Monday, June 17, 2019

Wean Foundation awards $98K in Neighborhood SUCCESS grants

Published: 2/27/17 @ 12:00

Staff report


The Raymond John Wean Foundation recently awarded $98,988 in 2017 Neighborhood SUCCESS grants to 30 resident-led organizations seeking to transform their neighborhoods and communities.

Neighborhood SUCCESS is a program that supports grass-roots organizations seeking to develop resident participation and leadership, promote communication and collaboration among residents and build on current resources in the community.

Neighborhood SUCCESS provides annual grants of $500 to $5,000 to projects aligned with the foundation’s strategic priorities of community revitalization, economic opportunity, educational opportunity and public service leadership.
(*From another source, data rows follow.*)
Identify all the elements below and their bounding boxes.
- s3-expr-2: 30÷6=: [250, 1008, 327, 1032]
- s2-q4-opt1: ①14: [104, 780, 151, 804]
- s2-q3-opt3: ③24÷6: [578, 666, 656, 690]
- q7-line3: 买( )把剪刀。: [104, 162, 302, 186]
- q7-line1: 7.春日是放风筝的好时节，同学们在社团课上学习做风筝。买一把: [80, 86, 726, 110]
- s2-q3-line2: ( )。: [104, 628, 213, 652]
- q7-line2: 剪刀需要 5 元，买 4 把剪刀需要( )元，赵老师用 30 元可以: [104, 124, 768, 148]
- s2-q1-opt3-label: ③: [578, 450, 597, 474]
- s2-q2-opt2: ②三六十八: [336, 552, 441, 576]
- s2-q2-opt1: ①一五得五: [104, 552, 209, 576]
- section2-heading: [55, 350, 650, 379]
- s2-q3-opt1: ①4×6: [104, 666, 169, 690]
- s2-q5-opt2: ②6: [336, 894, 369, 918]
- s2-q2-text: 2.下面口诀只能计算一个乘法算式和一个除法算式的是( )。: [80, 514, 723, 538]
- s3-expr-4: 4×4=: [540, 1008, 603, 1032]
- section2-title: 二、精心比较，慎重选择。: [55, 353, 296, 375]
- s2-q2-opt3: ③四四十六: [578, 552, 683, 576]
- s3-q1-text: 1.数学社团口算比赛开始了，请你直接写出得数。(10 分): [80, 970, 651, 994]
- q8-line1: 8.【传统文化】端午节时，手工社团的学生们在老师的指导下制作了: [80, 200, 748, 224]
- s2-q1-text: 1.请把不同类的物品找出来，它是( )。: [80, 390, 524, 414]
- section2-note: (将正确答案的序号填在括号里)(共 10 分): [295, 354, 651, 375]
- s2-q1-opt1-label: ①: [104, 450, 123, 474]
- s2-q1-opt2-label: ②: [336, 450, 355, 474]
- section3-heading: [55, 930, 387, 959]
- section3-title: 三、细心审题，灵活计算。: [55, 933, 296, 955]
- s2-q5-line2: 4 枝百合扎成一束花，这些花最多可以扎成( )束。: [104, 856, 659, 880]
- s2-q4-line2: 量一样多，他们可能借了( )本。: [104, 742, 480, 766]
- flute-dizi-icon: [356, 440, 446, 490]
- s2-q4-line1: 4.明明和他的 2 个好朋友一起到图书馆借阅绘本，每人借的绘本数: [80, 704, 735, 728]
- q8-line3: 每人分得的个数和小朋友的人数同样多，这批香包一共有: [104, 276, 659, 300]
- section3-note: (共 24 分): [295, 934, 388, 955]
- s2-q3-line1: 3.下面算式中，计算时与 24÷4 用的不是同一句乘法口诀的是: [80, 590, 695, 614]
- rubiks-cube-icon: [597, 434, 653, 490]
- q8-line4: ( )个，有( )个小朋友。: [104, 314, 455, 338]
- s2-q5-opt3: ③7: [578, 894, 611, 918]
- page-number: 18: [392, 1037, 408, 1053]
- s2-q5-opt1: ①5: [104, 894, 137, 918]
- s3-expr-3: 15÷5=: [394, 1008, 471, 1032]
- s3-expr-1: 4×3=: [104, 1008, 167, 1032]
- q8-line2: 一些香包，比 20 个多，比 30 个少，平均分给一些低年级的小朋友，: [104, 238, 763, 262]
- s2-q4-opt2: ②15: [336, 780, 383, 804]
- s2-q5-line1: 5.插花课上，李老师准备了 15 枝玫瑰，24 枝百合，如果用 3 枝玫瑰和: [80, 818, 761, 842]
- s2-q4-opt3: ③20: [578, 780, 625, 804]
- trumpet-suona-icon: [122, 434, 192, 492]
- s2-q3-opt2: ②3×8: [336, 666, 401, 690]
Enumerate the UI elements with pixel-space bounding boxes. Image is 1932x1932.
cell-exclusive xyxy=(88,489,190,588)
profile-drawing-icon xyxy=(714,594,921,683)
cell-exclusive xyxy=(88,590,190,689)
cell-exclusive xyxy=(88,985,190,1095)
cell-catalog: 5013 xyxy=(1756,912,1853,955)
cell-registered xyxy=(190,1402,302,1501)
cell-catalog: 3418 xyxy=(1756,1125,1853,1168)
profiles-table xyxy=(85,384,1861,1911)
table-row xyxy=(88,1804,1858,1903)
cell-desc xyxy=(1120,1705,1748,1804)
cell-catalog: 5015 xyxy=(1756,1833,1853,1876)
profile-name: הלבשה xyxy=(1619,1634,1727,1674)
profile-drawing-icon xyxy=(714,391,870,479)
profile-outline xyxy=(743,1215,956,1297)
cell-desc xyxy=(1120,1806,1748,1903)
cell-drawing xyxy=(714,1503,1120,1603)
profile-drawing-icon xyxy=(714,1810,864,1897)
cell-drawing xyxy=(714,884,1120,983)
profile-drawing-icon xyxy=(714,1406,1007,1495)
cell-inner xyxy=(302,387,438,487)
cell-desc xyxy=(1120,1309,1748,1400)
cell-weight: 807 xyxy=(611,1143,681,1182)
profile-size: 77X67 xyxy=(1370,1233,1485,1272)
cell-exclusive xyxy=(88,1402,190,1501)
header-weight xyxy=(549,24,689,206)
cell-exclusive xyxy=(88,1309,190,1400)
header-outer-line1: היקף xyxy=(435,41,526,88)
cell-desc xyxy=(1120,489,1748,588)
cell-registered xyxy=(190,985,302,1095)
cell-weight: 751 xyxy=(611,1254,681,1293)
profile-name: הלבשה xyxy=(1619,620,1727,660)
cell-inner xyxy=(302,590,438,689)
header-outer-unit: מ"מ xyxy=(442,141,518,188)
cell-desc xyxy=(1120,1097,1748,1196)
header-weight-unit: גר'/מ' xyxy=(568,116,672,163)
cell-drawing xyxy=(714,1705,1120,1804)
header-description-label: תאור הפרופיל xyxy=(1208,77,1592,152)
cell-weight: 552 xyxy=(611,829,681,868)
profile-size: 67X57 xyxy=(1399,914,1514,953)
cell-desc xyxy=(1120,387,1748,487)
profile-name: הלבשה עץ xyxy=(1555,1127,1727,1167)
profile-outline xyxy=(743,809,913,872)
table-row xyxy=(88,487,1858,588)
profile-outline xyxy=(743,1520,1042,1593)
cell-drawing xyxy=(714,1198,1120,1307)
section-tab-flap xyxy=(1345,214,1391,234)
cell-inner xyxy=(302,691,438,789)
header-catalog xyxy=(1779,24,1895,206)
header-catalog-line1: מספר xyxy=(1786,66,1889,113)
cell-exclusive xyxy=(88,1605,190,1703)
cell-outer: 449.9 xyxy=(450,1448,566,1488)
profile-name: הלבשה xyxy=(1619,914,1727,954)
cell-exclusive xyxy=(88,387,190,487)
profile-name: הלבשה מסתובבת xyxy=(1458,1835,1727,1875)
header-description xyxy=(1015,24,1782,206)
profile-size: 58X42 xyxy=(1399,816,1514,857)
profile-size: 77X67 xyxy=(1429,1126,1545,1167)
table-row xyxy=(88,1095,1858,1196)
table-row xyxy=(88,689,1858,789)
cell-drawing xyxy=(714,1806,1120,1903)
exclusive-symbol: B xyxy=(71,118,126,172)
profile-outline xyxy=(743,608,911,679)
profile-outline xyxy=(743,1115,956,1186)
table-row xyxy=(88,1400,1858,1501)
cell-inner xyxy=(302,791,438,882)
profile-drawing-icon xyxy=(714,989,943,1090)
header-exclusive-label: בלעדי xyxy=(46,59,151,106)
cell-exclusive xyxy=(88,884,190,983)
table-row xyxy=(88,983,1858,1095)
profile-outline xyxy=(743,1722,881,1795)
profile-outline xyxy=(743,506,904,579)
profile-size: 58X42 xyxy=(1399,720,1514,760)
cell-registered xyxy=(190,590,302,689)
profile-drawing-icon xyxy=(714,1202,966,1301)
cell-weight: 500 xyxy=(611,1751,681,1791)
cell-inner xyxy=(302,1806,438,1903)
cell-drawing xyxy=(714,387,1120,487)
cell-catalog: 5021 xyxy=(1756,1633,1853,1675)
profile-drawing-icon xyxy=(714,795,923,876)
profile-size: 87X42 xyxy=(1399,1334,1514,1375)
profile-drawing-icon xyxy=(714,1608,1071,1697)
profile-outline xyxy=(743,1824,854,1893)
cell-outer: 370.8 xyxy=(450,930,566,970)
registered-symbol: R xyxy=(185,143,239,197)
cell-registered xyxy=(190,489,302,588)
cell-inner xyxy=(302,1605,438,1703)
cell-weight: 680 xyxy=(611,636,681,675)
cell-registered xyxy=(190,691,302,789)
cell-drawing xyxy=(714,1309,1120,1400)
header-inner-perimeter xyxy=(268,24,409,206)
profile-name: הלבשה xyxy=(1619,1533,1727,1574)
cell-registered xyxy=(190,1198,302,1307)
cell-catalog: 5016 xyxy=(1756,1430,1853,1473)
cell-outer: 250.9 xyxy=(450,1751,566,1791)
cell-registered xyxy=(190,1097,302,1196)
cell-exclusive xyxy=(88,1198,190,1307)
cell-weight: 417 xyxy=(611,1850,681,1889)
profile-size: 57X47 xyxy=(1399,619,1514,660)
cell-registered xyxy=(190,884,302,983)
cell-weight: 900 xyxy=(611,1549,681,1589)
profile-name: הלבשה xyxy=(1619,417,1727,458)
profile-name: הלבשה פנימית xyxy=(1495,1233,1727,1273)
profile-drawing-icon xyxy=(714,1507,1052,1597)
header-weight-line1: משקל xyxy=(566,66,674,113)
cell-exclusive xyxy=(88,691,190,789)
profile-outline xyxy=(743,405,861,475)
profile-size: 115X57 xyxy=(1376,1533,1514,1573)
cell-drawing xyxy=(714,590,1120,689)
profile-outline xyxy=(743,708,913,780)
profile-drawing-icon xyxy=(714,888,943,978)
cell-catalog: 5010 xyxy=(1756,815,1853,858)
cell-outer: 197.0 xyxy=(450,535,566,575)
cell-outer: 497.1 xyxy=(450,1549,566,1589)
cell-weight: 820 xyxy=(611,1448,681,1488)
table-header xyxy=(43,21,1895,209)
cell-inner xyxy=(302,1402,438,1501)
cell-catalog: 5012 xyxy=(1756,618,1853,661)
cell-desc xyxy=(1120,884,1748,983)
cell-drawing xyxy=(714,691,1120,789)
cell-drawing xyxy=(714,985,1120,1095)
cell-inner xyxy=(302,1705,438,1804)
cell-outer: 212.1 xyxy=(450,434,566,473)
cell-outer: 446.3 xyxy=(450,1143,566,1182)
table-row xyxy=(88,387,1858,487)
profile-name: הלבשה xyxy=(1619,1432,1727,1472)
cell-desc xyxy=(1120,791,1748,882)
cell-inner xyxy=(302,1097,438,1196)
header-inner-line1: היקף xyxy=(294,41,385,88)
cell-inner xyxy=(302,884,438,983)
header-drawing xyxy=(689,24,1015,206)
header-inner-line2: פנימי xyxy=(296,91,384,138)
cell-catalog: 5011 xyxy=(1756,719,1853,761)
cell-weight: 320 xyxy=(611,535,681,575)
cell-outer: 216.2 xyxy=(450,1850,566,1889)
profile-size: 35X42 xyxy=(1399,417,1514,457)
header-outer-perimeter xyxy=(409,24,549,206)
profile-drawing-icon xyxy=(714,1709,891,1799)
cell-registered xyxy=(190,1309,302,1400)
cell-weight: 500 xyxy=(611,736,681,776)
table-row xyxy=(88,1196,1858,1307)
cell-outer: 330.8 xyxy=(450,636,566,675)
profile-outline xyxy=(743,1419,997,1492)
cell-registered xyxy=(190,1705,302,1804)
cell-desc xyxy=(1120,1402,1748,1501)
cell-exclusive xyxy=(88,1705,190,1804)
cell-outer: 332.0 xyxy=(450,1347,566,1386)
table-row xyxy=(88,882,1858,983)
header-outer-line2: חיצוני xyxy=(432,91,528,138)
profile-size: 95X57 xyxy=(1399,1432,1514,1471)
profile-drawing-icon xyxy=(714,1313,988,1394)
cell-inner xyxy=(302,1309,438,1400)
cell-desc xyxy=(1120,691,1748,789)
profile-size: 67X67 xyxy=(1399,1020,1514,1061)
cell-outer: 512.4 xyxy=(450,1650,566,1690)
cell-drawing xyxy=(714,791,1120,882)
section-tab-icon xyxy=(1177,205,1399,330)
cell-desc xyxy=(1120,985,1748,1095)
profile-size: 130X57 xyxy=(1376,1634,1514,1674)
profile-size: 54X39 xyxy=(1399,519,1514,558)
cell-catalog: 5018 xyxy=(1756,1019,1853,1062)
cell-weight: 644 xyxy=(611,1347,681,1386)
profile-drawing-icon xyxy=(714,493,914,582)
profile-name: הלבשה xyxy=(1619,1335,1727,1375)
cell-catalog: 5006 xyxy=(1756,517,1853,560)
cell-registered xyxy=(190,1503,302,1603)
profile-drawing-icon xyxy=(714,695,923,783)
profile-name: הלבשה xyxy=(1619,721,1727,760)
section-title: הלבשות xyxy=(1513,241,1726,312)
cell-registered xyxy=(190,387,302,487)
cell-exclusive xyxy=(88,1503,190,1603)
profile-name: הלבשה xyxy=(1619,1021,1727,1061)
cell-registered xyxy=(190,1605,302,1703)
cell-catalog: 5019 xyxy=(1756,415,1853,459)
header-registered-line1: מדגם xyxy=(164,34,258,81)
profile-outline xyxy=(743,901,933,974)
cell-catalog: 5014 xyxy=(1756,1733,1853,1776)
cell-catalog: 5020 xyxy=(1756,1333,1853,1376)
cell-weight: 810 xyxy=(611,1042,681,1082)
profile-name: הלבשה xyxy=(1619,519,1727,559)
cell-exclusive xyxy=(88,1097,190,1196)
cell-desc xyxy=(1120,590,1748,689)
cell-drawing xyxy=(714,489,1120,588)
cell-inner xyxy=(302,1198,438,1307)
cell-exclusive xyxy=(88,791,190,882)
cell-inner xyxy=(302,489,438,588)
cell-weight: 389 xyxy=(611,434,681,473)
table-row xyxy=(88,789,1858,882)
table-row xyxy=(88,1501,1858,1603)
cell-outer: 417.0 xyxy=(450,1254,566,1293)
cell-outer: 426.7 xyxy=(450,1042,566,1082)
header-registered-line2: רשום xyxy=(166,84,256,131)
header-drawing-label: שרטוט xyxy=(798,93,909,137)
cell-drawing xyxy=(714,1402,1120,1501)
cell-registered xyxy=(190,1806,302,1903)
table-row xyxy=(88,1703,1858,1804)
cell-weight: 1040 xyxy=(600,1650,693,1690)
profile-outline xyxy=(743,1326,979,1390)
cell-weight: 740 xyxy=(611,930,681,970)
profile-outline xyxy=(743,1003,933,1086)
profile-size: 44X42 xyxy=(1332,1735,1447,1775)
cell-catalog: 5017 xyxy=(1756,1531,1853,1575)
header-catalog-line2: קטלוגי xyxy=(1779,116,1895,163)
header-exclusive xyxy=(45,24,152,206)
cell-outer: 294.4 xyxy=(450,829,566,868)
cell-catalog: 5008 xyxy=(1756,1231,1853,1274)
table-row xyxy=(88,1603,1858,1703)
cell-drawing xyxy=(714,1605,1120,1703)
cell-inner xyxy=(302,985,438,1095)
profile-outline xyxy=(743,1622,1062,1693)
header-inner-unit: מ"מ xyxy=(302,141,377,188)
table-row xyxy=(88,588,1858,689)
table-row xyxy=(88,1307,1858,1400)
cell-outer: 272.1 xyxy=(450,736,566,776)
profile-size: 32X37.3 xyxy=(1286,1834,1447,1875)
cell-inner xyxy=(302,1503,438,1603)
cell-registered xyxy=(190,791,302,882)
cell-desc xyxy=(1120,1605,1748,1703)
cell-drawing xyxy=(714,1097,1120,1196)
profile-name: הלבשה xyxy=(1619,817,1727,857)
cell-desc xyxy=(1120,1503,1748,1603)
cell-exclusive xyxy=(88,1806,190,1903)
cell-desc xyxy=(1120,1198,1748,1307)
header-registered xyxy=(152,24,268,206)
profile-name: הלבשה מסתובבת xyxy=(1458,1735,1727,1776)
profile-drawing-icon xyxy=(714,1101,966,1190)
“Neighborhood SUCCESS grantees are driving positive change in Warren and Youngstown,” said Corrie Adams, the foundation’s program officer. “The projects engage residents in creating and implementing real solutions for their neighborhoods and develop leadership skills and expand capacity within their groups.”

Organizations seeking grants participate in a process that includes an orientation, technical assistance workshops and interviews.

Funding decisions are made by a council composed of residents from Warren and Youngstown. Those seeking grants must match the amount they are seeking with volunteer labor, cash and in-kind donations.

Among the 2017 grantees is the Urban Farm Cooperative in Warren. The project will create viable agricultural co-ops for farmers to explore crops and services that increase economic opportunity for those with disabilities.

These opportunities will serve a dual purpose for participants by increasing independence and providing a more intensely developed skill set.

In Youngstown, YSUScape seeks to engage local artists and students in creating murals at designated public art sites across the city.

The project will include five to 10 art installations in downtown Youngstown in an effort to promote a more vibrant, artistic community in highly trafficked areas, Adams said.